Beberapa negara ekonomi raksasa dunia, seperti China, mengalami perlambatan pertumbuhan ekonomi sehingga menurunkan permintaan terhadap minyak dunia dan mendorong pelemahan harga minyak.
Meskipun demikian, lanjutnya, volatilitas harga minyak diproyeksikan masih akan tinggi sejalan dengan konflik di negara-negara Timur Tengah, yang berpotensi memengaruhi arus suplai apabila konflik tersebut meluas dan melibatkan negara-negara penghasil minyak besar seperti Iran.
“Kami memperkirakan harga minyak pada triwulan I-2024 dapat berada di kisaran US$75—US$80-an per barel. Kami melihat potensi minyak akan terjaga di level tersebut karena harga tersebut dibutuhkan bagi negara-negara OPEC untuk menjaga kesehatan fiskal mereka,” terang Josua.
Namun demikian, dia juga berpendapat masih ada sejumlah faktor yang dapat menjadi downside maupun upside risk terhadap harga minyak pada awal 2024.

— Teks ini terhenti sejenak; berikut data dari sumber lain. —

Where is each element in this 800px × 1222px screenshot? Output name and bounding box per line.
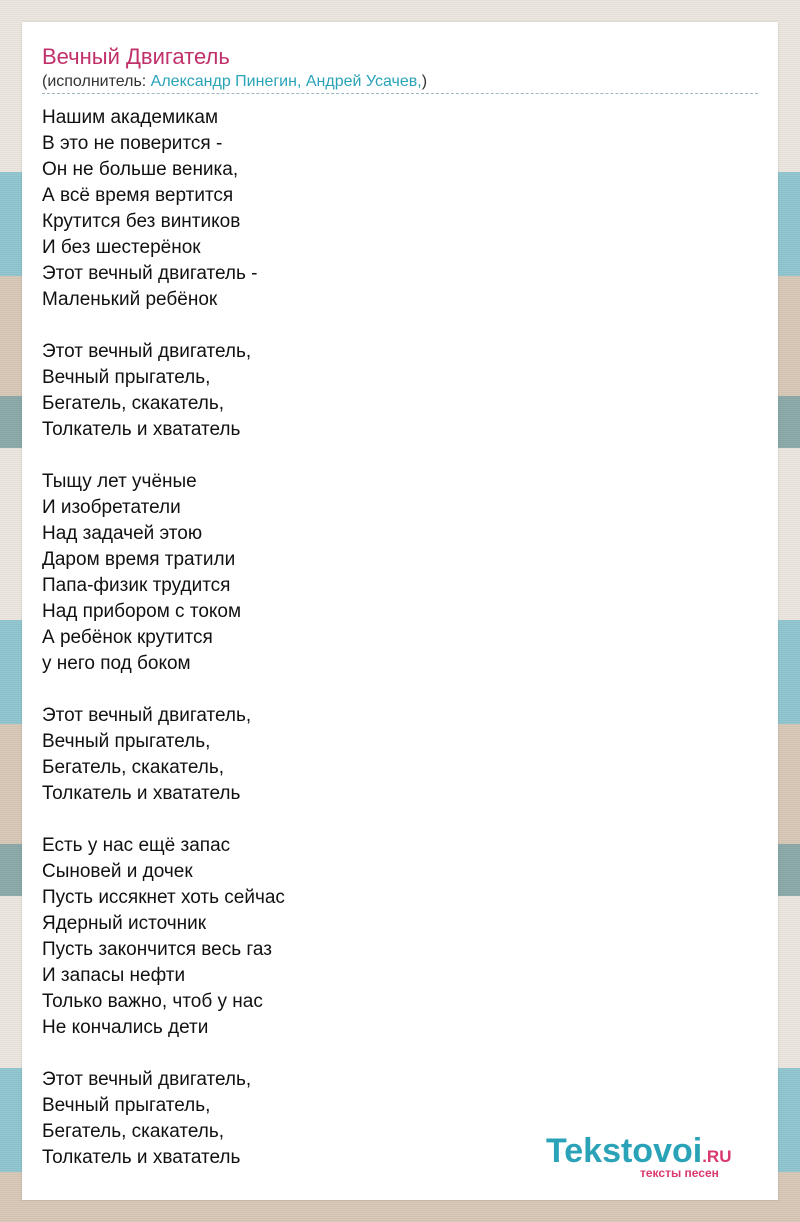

Beberapa faktor yang dapat menjadi downside risk adalah kemungkinan hard landing dari ekonomi China sehingga melemahkan permintaan secara global.
Adapun, faktor-faktor yang dapat menjadi upside risk adalah eskalasi dan perluasan konflik di Timur Tengah serta pemangkasan produksi lebih lanjut dari negara-negara utama penghasil minyak.
Brent untuk penyelesaian Maret naik 2,2% menjadi US$79,14 per barel pada pukul 10:50 pagi ini di Singapura. West Texas Intermediate (WTI) untuk pengiriman Februari diperdagangkan 2,4% lebih tinggi pada US$73,74 per barel.